The Israeli operations are focused on finding the last four battalions of Hamas’s conventional army and looking for remaining hostages taken in the group’s Oct. 7 attack on Israel.

But the U.S. has issued dire warnings about the humanitarian toll of a full Rafah invasion, and Biden this month threatened to withhold offensive weapons from Israel if its forces move into the city.

What the ruling means

Judges on the court voted 13-2 for Israel to “immediately halt” its military offensive because it may “inflict on the Palestinian group in Gaza conditions of life that could bring about its physical destruction in whole or in part.”

The 13 judges in the majority were from the United States, Australia, Brazil, China, France, Germany, India, Japan, Lebanon, Mexico, Romania, Somalia and South Africa. The two judges who voted against were from Israel and Uganda.

The court described new evacuation orders for an estimated 800,000 Palestinians in Rafah as “exceptionally grave.”

The case was brought to the ICJ by South Africa, which accused Israel of carrying out genocide against Palestinians in the Gaza Strip.

The ruling also called for Israel to open the Rafah crossing with Egypt “for unhindered provision” of “urgently needed” basic services and humanitarian aid.

It also called for Israel to ensure investigative bodies can access Gaza to probe the allegations of genocide.

What happens next

Early indications from Israel and its allies suggest it does not feel constrained by the court’s order, while pro-Palestinian advocates hope it will help spur international action to stop the war.

Immediately after the ruling, Netanyahu said he would hold a special ministerial meeting to decide how to respond, The Associated Press reported.

Israel’s former ambassador to the United Nations Danny Danon posted on social media that the ICJ judges deliberated in comfort while 125 hostages remain “in tunnels.”

“Israel will not cease the war until our hostages are brought back home and Hamas is completely defeated,” Danon said.

David Friedman, a former U.S. ambassador to Israel in the Trump administration, called the ICJ a “kangaroo court” that makes its decisions on political bias.

“Its decision today that Israel should leave Rafah and surrender to Hamas is a victory for radical Islamists and will only encourage more terrorism,” Friedman posted online. “Fortunately, Israel properly will ignore the ruling.”

Blaise Misztal, a national security policy adviser for the Jewish Institute for National Security of America, noted that the ICJ is ordering Israel to not undertake operations that could result in genocide.

“So Israel still has the legal right to continue operating in Rafah so long as it can show it is fulfilling its obligations to prevent the commission genocide,” he posted online.

Sen. Lindsey Graham (R-S.C.) told the ICJ to “go to hell” over the ruling. He said the order “will and should be ignored by Israel.”

The organization Democracy for the Arab World Now (DAWN) released statements praising the court’s decision.

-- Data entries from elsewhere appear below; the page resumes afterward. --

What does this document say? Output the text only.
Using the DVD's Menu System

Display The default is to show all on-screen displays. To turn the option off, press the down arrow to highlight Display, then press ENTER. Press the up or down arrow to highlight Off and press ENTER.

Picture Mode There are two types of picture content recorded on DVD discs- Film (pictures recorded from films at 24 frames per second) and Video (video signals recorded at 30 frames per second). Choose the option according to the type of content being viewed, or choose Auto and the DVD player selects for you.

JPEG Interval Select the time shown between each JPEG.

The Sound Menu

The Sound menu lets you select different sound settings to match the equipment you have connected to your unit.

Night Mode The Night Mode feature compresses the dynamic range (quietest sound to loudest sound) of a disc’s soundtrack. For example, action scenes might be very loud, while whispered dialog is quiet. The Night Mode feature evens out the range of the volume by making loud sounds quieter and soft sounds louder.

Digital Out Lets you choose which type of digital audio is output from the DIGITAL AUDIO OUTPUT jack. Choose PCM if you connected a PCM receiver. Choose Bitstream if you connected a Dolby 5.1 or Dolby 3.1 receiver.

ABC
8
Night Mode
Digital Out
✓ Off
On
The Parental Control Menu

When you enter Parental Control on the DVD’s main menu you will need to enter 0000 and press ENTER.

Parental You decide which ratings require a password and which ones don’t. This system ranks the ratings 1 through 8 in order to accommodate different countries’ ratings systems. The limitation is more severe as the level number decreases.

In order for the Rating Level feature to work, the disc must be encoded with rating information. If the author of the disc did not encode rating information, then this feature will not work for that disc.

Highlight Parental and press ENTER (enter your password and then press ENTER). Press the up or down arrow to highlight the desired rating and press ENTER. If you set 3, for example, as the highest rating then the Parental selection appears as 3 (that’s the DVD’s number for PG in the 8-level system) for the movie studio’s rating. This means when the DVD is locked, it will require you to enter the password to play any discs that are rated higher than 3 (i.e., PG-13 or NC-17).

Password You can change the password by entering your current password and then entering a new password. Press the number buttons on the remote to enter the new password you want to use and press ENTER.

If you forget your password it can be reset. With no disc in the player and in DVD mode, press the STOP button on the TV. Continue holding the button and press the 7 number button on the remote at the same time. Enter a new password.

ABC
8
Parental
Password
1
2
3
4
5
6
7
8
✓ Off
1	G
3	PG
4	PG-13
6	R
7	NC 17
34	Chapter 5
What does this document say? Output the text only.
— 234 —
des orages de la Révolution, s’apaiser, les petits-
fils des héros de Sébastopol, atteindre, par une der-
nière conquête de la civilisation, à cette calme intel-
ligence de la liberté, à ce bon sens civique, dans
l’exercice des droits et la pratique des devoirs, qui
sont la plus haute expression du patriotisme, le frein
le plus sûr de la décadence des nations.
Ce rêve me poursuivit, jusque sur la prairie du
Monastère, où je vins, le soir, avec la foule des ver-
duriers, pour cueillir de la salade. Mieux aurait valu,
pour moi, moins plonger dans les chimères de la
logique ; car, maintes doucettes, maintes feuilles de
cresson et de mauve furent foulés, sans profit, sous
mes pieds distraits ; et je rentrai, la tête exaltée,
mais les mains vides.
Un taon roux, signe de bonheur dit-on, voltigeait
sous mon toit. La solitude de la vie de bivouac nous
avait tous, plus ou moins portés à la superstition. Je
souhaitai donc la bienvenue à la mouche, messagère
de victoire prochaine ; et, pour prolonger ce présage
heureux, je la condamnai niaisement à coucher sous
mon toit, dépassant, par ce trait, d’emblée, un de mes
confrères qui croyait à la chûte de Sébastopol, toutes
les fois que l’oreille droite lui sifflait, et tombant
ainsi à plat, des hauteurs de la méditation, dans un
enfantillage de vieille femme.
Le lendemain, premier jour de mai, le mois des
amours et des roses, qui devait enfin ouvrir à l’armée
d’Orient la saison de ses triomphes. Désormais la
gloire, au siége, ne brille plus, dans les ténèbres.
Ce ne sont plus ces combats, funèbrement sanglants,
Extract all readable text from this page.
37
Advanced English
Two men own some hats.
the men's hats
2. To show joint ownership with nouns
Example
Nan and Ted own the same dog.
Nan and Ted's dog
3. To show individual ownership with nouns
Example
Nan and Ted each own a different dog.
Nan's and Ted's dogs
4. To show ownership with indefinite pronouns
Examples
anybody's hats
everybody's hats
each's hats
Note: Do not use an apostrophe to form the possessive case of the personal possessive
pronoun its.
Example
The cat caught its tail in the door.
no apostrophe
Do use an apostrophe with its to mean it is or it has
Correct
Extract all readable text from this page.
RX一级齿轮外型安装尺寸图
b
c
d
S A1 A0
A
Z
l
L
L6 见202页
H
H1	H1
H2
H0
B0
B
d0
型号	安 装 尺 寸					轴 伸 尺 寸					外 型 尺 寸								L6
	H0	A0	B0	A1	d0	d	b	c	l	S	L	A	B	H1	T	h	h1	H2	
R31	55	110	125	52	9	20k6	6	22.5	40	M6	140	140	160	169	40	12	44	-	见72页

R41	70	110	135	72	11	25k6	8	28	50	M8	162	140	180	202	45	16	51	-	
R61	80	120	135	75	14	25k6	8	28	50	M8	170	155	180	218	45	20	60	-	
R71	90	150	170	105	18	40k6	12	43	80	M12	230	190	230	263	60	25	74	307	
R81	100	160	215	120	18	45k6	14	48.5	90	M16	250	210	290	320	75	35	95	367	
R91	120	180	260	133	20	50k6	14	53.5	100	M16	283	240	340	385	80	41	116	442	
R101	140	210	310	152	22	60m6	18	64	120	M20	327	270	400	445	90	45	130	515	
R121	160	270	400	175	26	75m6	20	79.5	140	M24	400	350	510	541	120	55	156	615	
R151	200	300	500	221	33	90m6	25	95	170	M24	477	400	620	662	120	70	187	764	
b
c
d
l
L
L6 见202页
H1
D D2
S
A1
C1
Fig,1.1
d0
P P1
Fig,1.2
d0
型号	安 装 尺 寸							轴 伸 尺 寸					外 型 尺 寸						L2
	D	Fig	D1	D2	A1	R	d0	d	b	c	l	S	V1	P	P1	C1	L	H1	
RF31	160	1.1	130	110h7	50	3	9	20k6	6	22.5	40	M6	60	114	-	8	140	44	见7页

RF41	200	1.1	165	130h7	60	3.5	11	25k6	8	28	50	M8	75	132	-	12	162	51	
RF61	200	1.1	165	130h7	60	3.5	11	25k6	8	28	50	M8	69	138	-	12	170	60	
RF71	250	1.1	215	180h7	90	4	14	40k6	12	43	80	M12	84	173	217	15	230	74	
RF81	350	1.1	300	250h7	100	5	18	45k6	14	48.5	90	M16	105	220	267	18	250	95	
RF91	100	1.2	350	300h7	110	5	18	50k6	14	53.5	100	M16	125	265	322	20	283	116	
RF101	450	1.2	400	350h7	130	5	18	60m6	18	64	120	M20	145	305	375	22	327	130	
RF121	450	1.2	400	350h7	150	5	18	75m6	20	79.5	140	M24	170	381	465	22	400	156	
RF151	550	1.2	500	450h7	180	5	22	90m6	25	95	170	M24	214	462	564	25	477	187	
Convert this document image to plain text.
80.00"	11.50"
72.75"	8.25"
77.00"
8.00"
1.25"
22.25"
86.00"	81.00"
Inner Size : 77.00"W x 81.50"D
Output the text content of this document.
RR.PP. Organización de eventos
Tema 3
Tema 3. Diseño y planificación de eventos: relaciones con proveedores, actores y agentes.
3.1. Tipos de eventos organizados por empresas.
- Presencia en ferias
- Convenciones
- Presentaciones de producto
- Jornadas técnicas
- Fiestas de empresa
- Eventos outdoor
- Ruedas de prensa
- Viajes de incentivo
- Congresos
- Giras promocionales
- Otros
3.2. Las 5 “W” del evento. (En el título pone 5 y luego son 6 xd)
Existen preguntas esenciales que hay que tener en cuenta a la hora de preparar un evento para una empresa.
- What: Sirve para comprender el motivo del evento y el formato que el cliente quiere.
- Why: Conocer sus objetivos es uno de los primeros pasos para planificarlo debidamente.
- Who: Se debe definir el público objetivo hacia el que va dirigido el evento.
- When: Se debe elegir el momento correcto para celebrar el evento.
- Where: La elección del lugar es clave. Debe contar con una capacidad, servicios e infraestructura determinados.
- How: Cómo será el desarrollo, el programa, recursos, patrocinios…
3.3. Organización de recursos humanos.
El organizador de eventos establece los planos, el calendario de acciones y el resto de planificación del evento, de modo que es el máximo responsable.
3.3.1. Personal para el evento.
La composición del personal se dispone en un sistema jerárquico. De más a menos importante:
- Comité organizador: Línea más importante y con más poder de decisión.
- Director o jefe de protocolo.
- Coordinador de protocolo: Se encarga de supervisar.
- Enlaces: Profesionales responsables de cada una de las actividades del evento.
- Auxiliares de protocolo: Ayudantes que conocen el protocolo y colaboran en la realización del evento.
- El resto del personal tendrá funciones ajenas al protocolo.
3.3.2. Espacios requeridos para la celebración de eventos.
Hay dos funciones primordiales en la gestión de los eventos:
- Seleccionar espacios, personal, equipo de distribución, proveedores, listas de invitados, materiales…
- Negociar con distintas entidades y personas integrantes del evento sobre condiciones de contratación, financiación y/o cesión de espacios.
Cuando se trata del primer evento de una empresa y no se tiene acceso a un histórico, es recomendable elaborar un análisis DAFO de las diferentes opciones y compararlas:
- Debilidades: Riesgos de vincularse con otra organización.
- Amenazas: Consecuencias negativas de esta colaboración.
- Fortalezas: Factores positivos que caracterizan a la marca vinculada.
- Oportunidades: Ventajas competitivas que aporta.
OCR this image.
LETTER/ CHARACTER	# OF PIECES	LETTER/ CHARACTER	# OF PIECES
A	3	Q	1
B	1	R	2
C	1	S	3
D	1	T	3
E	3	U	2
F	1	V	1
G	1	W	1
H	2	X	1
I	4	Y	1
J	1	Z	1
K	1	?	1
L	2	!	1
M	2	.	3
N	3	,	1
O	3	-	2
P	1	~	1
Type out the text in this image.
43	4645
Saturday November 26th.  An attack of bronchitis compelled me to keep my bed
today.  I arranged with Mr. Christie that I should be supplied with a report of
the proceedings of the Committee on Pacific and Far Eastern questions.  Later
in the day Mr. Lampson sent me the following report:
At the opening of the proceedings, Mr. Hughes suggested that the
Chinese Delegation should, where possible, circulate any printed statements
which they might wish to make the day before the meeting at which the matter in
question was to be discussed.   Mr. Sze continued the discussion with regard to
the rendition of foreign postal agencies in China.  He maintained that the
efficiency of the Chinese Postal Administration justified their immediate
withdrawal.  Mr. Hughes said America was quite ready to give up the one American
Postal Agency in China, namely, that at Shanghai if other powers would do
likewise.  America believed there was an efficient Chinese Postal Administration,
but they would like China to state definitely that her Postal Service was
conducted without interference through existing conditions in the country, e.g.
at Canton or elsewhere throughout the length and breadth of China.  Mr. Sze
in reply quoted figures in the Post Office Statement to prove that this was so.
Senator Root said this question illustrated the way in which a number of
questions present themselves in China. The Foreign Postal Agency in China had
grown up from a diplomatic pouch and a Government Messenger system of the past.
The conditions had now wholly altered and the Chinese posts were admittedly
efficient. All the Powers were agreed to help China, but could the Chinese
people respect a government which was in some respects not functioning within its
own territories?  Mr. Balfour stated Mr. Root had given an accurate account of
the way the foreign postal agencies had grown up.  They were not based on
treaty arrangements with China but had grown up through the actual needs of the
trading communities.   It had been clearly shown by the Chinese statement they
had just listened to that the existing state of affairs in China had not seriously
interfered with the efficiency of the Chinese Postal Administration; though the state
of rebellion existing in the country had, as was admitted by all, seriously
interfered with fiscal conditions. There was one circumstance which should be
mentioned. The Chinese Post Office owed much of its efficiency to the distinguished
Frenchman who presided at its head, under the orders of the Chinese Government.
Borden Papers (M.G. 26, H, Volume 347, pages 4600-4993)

“The ICJ and ICC confirmed this week that international action is needed because Israel will not hold itself accountable and will not voluntarily end its crimes,” DAWN advocacy director Raed Jarrar said in a statement.

DAWN’s executive director, Sarah Leah Whitson, said it highlighted the need for the U.S. to implement an arms embargo on Israel.

The organization’s director of research for Israel-Palestine, Michael Schaeffer Omer-Man, said the decision reiterates warnings from the Biden administration and urged the U.S. to support enforcement of the court’s order.